Nice() #include <unistd.h> int nice (int inc); A successful call to nice increments a process’ nice value by inc and returns the newly updated value. int ret; errno = 0; ret = nice(10); if (ret == -1 && errno !=0) perror(nice); else printf(“nice value is now %d\n”, ret);
Dynamic task prioritization • The Linux 2.6 scheduler can dynamically alter a task's priority by adding or subtracting from a its static priority • It does so by penalizing CPU-bound tasks and rewarding tasks that are I/O bound. . • The priority of I/O bound tasks is decreased (a reward) by a maximum of five priority levels. CPU-bound tasks are punished by having their priority increased by up to five levels. • Tasks are determined to be I/O-bound or CPU-bound based on an interactivity heuristic. • It's important to note that priority adjustments are performed only on user tasks, not on real-time tasks.
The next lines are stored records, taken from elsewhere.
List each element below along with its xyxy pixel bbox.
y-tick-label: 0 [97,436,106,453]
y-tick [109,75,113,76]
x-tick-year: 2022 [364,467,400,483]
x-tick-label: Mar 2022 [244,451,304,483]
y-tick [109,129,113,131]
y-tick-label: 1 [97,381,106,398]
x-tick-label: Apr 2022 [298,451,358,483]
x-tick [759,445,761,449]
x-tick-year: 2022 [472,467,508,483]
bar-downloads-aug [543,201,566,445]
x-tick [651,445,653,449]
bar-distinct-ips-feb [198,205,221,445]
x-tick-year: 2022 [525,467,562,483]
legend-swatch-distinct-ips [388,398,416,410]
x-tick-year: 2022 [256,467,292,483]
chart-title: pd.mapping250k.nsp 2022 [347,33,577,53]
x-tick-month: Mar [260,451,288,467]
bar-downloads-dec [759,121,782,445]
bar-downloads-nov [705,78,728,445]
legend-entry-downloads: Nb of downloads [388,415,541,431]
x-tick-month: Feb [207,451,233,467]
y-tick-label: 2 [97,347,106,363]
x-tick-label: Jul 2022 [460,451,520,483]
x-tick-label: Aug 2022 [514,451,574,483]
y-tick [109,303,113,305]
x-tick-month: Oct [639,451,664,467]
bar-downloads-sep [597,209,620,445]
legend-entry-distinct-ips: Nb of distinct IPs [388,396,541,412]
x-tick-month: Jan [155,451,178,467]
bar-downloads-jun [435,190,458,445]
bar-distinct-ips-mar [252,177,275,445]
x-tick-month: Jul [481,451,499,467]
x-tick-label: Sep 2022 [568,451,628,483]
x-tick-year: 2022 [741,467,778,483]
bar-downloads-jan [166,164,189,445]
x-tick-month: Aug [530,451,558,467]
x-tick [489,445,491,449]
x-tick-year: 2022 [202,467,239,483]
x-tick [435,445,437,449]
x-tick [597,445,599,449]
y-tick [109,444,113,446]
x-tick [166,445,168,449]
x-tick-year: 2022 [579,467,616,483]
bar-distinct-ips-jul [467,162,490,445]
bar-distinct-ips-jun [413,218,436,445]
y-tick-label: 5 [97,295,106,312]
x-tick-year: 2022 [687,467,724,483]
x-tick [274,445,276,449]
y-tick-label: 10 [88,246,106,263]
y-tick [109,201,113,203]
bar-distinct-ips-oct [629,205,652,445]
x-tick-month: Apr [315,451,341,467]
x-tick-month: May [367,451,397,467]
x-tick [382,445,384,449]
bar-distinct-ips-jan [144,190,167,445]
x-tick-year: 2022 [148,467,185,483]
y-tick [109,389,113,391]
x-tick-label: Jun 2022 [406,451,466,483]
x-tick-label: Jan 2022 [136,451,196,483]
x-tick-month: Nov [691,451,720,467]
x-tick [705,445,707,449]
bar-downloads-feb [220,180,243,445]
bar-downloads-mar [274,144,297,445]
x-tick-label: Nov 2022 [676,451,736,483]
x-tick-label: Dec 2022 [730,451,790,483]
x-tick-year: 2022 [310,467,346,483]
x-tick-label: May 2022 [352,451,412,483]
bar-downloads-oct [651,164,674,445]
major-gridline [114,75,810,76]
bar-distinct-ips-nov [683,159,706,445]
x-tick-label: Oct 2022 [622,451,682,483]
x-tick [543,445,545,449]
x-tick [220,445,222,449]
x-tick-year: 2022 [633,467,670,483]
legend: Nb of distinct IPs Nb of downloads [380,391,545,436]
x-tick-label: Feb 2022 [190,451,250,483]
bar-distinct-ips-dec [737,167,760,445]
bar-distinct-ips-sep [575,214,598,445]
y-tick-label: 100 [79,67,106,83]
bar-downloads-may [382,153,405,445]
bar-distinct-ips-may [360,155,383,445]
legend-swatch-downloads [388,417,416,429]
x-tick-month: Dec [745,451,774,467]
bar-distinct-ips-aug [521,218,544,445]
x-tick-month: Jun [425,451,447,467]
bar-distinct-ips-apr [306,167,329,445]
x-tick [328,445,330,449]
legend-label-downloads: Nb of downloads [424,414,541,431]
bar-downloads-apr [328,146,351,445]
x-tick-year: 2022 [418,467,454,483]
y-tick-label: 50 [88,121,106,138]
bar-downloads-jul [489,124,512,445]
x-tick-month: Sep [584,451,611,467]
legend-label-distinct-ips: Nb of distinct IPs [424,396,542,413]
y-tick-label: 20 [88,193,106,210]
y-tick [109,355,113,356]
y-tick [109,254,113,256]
Scheduler source code • In the file /usr/src/linux/kernel/sched.c including the runqueue structure • The statistics are available at /proc/schedstat and present a variety of data for each CPU in the system, including load-balancing and process-migration statistics. • schedule • The main scheduler function. Schedules the highest priority task for execution. • load_balance • Checks the CPU to see whether an imbalance exists, and attempts to move tasks if not balanced. • effective_prio • Returns the effective priority of a task (based on the static priority, but includes any rewards or penalties). • recalc_task_prio Determines a task's bonus or penalty based on its idle time. • source_load Calculates the load of the source CPU (from which a task could be migrated) • .target_load Calculates the load of a target CPU (where a task has the potential to be migrated) • migration_thread High-priority system thread that migrates tasks between CPUs.